Wednesday, July 25, 2012

Little White Lies

So last night about 10:30 Jake came padding into the bedroom and asked, "Where's Felix?"

As you can guess, I hadn't told him Felix died. I haven't told Abby either because I don't think she'll ask, but Jake is a different story. These things bother him. And when it happened Saturday there were other things going on - Grandma Becky leaving, Dad coming home from a long trip, music lessons, a camp performance - and I just didn't want to rock the boat.

But last night I told him. Sort of. I told him that Saturday when I went on my morning rounds looking for Felix, I found him laying quietly next to our neighbor's koi pond (true) and that he had fallen asleep and died there, peacefully (not true). I reminded him that Felix had a great life - an outdoor cat for 8 years that never got in a cat fight, hunted birds and mice nearly until the end, and perpetually lazed about with a clowder of neighborhood cats.

Jake sobbed. Hard. He couldn't remember the last time he petted Felix. He wished I would've kept some of his fur (in his prime Felix had the thickest, silkiest long black fur). He said he wished I would've been there when Felix died so he wouldn't have died alone. I didn't retract my story. I still think it sounds better to say he drifted off staring into a fish pond, dreaming of the days when he had the strength and urge to dive in.

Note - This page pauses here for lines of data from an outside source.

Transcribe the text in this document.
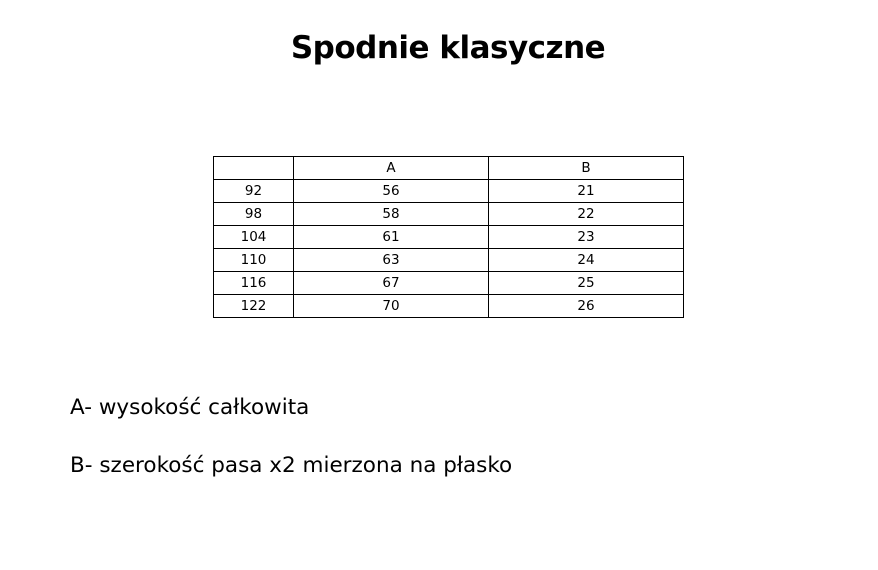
Spodnie klasyczne
	A	B
92	56	21
98	58	22
104	61	23
110	63	24
116	67	25
122	70	26
A- wysokość całkowita
B- szerokość pasa x2 mierzona na płasko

Jake still cried himself to sleep.

A couple months ago Sam, Jake and I were at Target. As we walked past the groceries, we heard a woman shout down the aisle, "Grandpa, can I grab you some nuts?!" Of course Sam and I giggled. Jake was furious. How dare we make fun of that man? He was someone's grandpa. What if he walked slow? What if he couldn't hear? These were all Jake's questions.

I tried to explain we weren't laughing at the man and we certainly weren't making fun, but Jake wouldn't have it. This kid, who can insult without remorse, pounce without fear, was suddenly sympathetic.

I"m not sure I will ever figure Jake out. He's going to be a cage fighter who works for the ACLU. He's going to be a Hell's Angel who grooms poodles.

He's going to sob at his daughter's wedding.